When it comes to animal welfare laws, Maine is doing it right.

The state has ranked in the top 5 in the Animal Legal Defense Fund’s animal protection law rankings since the rankings began. Maine’s laws have only gotten tighter in the last few years, including in 2010, when animal cruelty involving 25 or more animals was made a felony. A year earlier, in the wake of a high-profile puppy-mill case in Buxton, licensing requirements for dog breeders were made more stringent.

So it is disappointing to see the Legislature consider LD 1239, an Act to Clarify, Streamline and Promote Fair Animal Welfare Laws, which targets the recently created licensing requirements. The bill, which did not find much support at a public hearing last month, will return to the Committee on Agriculture, Conservation and Forestry on Thursday for a work session.

At the public hearing, the bill’s sponsor, state Sen. Paul Davis, R-Piscataquis, said there may be some room for compromise between the bill’s supporters and its detractors, among them the state Animal Welfare Program. If progress is made, the law could be amended before being sent to the full Legislature.

As written, LD 1239 would create three new kennel license designations. One of the designations would be a “personal kennel,” an establishment where five or more dogs are kept for “breeding, hunting, show, training, field trials, sledding, competition or exhibition purposes.” These are small-scale, home-based breeders that proponents of the bill argue do not require the same oversight as larger facilities.
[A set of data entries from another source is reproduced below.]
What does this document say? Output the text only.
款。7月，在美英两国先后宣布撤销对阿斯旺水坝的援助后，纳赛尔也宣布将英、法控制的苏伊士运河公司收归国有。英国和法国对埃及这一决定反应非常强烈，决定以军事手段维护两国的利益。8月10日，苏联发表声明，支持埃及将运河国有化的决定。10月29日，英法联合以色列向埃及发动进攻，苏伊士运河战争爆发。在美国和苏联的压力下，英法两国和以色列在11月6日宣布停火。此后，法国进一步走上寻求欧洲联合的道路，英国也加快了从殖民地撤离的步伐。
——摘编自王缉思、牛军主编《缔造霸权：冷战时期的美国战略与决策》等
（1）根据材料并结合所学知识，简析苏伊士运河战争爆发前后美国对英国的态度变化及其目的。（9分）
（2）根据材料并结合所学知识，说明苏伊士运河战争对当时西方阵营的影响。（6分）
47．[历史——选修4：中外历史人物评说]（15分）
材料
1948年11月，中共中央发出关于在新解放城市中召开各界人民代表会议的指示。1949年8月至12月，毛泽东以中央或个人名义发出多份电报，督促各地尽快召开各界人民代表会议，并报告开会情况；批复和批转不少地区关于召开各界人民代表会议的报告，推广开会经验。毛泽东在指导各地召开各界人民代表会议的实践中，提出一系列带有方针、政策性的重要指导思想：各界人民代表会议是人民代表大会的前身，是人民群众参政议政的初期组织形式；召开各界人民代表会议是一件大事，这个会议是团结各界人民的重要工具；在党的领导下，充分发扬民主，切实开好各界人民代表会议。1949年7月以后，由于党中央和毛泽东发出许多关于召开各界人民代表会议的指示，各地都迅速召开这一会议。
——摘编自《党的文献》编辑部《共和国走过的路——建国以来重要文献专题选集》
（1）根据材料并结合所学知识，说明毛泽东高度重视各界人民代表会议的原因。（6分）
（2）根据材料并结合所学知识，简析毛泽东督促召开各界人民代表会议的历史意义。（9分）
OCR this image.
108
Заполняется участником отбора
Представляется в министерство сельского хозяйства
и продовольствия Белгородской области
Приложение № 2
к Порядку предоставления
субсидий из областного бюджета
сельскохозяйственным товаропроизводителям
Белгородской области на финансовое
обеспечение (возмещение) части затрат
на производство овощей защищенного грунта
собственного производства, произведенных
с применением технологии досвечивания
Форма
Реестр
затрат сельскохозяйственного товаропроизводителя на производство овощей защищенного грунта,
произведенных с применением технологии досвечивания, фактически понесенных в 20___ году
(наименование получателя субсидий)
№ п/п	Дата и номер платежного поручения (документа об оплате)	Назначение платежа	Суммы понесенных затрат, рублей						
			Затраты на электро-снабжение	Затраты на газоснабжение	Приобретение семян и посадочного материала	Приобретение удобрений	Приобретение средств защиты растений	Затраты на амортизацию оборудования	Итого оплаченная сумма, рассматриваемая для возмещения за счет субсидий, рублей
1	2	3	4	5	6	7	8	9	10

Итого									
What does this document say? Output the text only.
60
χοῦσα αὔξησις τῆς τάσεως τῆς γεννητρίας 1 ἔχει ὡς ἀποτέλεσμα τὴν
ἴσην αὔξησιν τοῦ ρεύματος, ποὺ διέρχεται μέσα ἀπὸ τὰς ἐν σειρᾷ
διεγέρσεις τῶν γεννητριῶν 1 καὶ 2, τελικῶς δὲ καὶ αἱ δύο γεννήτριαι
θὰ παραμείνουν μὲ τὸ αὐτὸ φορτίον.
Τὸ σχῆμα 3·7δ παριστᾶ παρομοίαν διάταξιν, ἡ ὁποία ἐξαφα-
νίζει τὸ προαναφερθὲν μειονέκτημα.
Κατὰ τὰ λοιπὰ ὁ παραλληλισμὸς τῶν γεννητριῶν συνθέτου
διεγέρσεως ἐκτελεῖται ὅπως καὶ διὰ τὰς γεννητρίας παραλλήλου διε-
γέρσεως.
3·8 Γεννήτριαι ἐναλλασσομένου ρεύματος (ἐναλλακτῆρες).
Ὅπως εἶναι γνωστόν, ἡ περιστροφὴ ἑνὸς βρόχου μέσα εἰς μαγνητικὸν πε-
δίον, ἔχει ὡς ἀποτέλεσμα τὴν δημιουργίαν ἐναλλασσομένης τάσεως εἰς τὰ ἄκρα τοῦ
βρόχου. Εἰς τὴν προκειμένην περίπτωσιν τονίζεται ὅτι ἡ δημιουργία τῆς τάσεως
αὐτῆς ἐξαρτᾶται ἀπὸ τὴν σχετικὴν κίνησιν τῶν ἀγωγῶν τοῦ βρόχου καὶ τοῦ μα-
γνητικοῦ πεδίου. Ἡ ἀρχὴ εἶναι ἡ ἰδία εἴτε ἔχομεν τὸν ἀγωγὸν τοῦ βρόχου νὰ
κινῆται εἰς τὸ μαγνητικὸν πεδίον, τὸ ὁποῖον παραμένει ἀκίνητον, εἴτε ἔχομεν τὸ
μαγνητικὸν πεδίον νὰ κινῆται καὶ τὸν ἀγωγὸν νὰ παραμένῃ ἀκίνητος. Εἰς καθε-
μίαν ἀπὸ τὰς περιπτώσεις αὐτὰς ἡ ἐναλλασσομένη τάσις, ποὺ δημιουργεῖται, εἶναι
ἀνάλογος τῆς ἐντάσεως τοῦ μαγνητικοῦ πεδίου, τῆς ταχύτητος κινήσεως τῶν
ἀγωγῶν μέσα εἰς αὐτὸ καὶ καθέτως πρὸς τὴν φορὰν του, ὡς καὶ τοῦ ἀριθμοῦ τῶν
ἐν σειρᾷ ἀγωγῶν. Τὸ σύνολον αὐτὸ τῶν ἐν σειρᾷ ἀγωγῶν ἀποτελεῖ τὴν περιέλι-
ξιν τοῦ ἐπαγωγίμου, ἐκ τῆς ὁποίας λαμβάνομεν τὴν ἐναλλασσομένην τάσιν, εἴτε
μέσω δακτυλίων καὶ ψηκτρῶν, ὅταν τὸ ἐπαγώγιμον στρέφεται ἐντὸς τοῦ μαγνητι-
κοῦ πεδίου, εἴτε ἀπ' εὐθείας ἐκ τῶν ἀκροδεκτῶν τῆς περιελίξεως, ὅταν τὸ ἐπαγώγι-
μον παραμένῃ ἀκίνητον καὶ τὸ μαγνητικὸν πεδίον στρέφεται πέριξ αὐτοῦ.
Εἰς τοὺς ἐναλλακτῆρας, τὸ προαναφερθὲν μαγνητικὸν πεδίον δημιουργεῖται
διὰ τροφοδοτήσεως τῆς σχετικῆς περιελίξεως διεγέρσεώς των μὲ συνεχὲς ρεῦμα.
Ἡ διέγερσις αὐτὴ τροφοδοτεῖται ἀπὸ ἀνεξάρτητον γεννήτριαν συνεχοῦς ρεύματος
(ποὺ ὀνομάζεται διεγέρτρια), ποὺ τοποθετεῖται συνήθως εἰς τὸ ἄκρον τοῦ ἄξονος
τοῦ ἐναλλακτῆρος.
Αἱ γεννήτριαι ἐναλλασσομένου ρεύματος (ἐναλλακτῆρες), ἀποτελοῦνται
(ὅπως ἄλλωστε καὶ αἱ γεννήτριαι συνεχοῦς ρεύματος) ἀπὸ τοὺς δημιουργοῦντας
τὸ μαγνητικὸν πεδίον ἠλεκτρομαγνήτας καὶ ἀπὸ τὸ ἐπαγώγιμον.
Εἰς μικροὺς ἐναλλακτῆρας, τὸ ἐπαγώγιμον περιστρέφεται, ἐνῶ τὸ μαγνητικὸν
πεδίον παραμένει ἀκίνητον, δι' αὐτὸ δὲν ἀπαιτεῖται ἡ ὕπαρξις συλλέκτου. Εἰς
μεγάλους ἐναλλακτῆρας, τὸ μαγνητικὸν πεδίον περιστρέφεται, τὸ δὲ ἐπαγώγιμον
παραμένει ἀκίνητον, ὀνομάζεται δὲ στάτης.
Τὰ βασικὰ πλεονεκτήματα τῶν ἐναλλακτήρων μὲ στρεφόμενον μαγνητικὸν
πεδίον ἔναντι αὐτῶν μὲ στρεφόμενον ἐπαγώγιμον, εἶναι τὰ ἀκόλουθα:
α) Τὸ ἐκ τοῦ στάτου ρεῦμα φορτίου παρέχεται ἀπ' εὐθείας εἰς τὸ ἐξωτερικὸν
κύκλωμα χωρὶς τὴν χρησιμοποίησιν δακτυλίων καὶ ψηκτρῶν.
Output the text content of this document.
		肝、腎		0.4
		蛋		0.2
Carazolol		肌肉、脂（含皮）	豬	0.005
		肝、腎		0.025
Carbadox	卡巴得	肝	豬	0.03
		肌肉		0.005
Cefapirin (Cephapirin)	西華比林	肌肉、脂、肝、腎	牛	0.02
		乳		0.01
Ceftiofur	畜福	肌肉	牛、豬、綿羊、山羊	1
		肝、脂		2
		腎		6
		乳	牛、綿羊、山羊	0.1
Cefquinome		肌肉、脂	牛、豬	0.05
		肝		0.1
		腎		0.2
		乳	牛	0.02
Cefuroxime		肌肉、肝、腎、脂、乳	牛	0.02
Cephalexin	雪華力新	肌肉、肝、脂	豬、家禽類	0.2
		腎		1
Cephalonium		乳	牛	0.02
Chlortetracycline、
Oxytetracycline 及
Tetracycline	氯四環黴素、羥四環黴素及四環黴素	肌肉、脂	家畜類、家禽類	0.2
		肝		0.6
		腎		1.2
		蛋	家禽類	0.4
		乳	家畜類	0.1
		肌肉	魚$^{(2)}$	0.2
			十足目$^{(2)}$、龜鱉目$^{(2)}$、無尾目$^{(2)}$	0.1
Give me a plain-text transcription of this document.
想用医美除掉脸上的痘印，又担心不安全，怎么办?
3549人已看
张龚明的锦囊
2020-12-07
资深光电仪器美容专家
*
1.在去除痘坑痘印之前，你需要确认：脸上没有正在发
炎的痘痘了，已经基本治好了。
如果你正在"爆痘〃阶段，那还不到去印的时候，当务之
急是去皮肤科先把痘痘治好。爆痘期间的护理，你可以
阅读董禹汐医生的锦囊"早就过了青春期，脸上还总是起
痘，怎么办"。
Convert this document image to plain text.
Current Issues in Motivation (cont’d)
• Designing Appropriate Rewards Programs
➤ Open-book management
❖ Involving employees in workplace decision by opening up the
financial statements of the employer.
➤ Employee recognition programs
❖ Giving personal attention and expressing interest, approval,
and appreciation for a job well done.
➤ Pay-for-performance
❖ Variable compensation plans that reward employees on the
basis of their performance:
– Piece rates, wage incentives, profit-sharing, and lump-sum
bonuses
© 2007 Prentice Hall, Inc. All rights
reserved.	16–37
Under the new bill, personal breeders would not need a state license and would not be open to annual state inspections, as they are now, and a personal kennel could only be inspected with a search warrant. Personal kennels would also not be required to keep sales records.

So the bill creates a type of kennel in which people can sell as many puppies as they like to other breeders or in private sales. That kennel does not need a state license and is not subject to regular inspections. In the event of a complaint, the state’s overburdened Animal Welfare Program has to argue to a judge in Maine’s overtaxed court system in order to have a look. If a dog with a contagious medical problem is tracked to that facility, authorities have no way of knowing if it came into contact with other dogs, or where those dogs may have been sold.

It in effect would be an unregulated business two or three steps removed from any oversight, and it is foolish to think that loophole would not be exploited. Most of Maine’s 118 or so breeding kennels are above board, but it is easy to see more shady operators popping up if the laws are loosened. Worse, without the ability to inspect, there would be no way to tell when a kennel was skirting the rules.

Lawmakers would be better off scrapping the bill and starting over, turning its attention instead to laws that would make it easier – not harder – for animal welfare officials to discover and investigate cruelty crimes.